Le Parlement européen a décidé de repousser la décision d’ajournement de la décharge à octroyer au directeur de l'entreprise commune pour ITER et le développement de l'énergie de fusion sur l'exécution du budget de l'entreprise commune pour l’exercice 2013. Avec le rejet de la décision d'ajournement par 227 voix pour, 459 voix contre et 9 abstentions, la décharge est réputée octroyée et cela couvre la clôture des comptes (voir annexe V, article 5, paragraphe 1, du règlement).

Le Parlement a également adopté par 634 voix pour, 31 voix contre et 9 abstentions, une résolution contenant une série de recommandations qui font partie intégrante de la décision de décharge et qui s’ajoutent aux recommandations générales figurant dans la résolution concernant la performance, la gestion financière et le contrôle des agences :

Gestion budgétaire et surcoût du projet ITER: le Parlement déplore le fait qu’il existe un risque important d'augmentation du montant de la contribution de l'entreprise commune à la phase de construction du projet ITER. Il demande une attitude réaliste pour une gestion budgétaire et financière efficace du projet ITER incluant un calendrier auquel se tenir. Il rappelle que le budget initial prévoyait une enveloppe de 6,6 milliards EUR en valeur de 2008 pour la contribution de l'entreprise commune à la phase de construction du projet ITER. Or, ce montant représente le double de celui des coûts initialement inscrits au budget et ne tient pas compte du montant de 663 millions EUR proposé par la Commission pour faire face à d'éventuels imprévus.

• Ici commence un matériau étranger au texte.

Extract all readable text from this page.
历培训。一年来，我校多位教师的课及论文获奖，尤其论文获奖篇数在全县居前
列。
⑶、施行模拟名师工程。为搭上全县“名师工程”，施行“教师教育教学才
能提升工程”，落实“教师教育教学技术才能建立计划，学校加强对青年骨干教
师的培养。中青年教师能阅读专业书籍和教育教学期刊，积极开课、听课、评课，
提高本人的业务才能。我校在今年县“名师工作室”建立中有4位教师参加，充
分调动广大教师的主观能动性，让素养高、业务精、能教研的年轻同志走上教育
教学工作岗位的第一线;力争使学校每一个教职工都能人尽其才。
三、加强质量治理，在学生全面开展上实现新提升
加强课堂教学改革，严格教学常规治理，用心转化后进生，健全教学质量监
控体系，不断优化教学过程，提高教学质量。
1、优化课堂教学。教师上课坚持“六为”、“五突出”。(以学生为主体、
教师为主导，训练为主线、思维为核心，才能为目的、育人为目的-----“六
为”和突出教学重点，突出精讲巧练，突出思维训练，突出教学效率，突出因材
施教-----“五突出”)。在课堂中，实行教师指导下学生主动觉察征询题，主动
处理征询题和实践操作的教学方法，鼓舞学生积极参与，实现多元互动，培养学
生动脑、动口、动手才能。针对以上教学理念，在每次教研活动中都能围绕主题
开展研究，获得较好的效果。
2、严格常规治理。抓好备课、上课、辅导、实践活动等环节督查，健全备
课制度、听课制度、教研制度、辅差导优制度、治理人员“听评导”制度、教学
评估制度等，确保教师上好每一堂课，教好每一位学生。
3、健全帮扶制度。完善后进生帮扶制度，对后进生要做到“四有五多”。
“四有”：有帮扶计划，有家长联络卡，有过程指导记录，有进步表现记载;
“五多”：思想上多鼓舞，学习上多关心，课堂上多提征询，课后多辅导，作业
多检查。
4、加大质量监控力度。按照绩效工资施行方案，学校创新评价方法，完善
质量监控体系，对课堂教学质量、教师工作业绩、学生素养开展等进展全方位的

Le Parlement se dit vivement préoccupé par le fait qu'en novembre 2013, l'entreprise commune avait estimé le manque de moyens jusqu'à la finalisation de la phase de construction du projet à 290 millions EUR, soit un écart de 4,39% par rapport au chiffre approuvé par le Conseil en 2010 et une hausse de 10,7% par rapport au budget initial du projet. S'agissant de ces risques, l'entreprise commune n'a notamment pas encore mis en place, au niveau des marchés, un système permettant de suivre régulièrement les variations de coûts et n'a pas actualisé l'estimation de sa contribution au projet ITER au-delà de la finalisation de la phase de construction.

Il estime que l'augmentation considérable du coût du projet risque de menacer l'existence d'autres programmes également financés par le budget de l'Union et pourrait être contraire au principe de rentabilité.

Le Parlement souligne par ailleurs que l'entreprise commune n'a pas précisé, dans ses états financiers, le degré d'avancement des travaux en cours .Or, ces informations sont essentielles pour mesurer correctement la performance et la gestion interne d’ITER. Le Parlement note par ailleurs que sur les 1,254 milliard EUR disponibles pour les activités opérationnelles, 61,7% ont été utilisés sous la forme d'engagements individuels directs et 38,3% sous la forme d'engagements globaux. Il note en outre que 7 membres ont versé leur cotisation annuelle pour 2013 avec retard, ce qui pourrait avoir une incidence sur le déroulement du projet. Il attend dès lors un rapport sur les contributions de tous les membres autres que la Commission, ainsi que sur l'application des règles d'évaluation pour les contributions en nature, accompagné d'une évaluation réalisée par la Commission.

Autres commentaires : le Parlement fait en outre une série d’observations sur les conflits d’intérêts au sein de l’entreprise commune ainsi que sur les marchés publics et le cadre juridique de l’entreprise commune.

D’une manière générale, le Parlement invite l'entreprise commune à présenter en temps voulu à l'autorité de décharge un rapport sur le niveau réel de mise en œuvre du projet, les risques potentiels et le développement futur du projet, assorti d'une évaluation de la Commission.

Le Parlement note enfin que l'entreprise commune doit encore adopter et mettre en œuvre certaines mesures visant à atténuer les risques spécifiques liés à la protection des droits de propriété intellectuelle et à la diffusion des résultats de la recherche. Il escompte que le coût de la mise en œuvre de ces mesures soit proportionné à la taille du risque résiduel et ne soit pas trop difficile à mettre en œuvre en pratique. A cet égard, le Parlement note que les contractants de l'entreprise commune bénéficient de droits exclusifs d'exploitation pour la propriété intellectuelle qu'ils génèrent hors du domaine de la fusion, alors que dans le domaine de la fusion, ils bénéficient de droits non exclusifs.